Obligation de service des enseignants – Suspension du chantier 23 mars 2017

La rénovation du métier enseignant dans l’enseignement agricole : un grand rendez-vous manqué de cette mandature !

 FoSnetapCgtSud

2, 0,2 et 500 sont les trois nombres qui résument le mieux ce chantier :

– 2 ans de discussions, tergiversations, hésitations, flottements jusqu’en septembre 2016 et la reprise du dossier mais malheureusement sans doute trop tardivement, notamment pour des raisons budgétaires et finalement sans véritable ambition politique ;

– 0,2 % des ETP d’enseignants du ministère octroyé pour l’amélioration des conditions de travail des enseignants et encore une fois grâce à la mobilisation des personnels alors que l’administration cherchait un coût constant dans ce chantier depuis le départ ;

– 500 enseignants qui travailleront plus d’une demi-heure hebdomadaire supplémentaire soit pour beaucoup d’entre eux, une classe, un niveau supplémentaire avec toutes les missions liées (travail invisible toujours plus « chronophage », conseils de classe…) ; ceci entraînera certainement la diminution de quotité de travail de collègues contractuels. Faut-il préciser que l’allègement hebdomadaire de service de moins de 0,25 en moyenne pour les autres n’entraînera pas, lui une diminution du nombre de classe pour ces enseignants ! Même l’argument de l’équilibre gagnant-perdant ne tient pas.

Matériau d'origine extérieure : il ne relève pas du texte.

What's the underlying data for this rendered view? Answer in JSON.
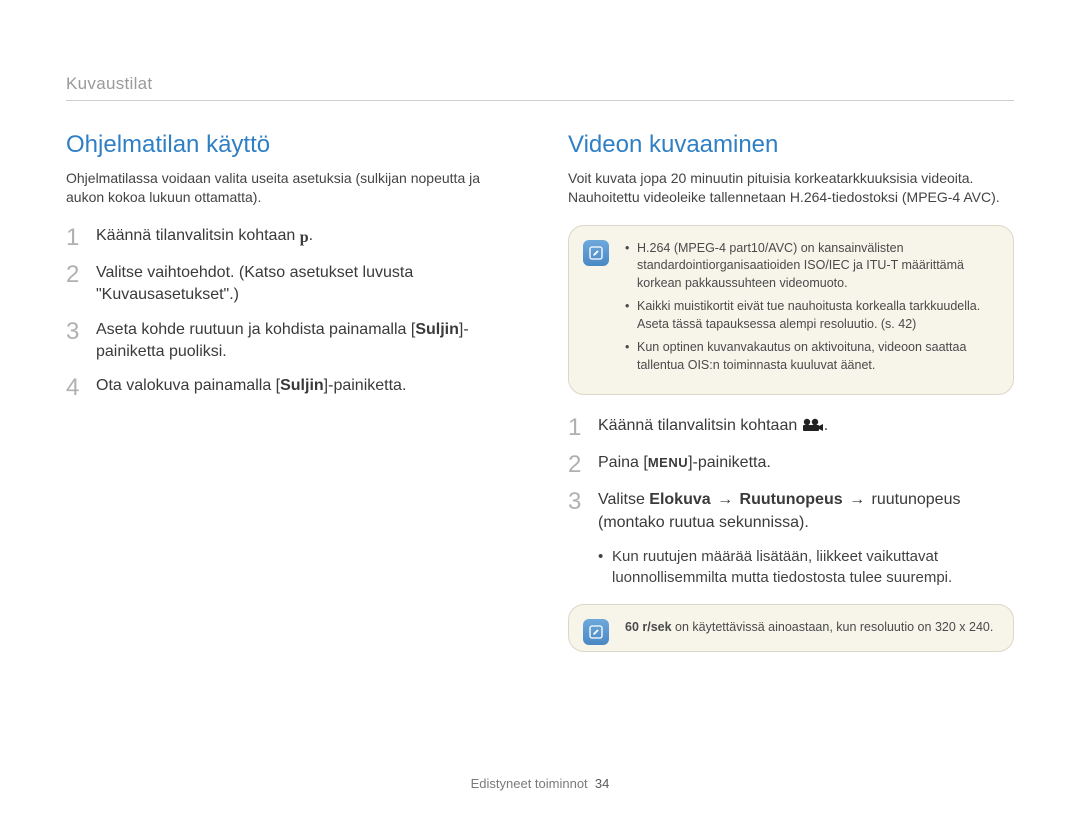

C’est le bilan amer que dresse ce jour l’intersyndicale Snetap-FSU – FO-Enseignement Agricole – CGT-Agri – SUD Rural et Territoires , représentant très majoritairement les personnels enseignants de notre ministère  et qui l’amène, sauf à de nouvelles annonces visant à lever cette dégradation des conditions de travail, à voter contre le projet de texte soumis ce jour dans cette instance.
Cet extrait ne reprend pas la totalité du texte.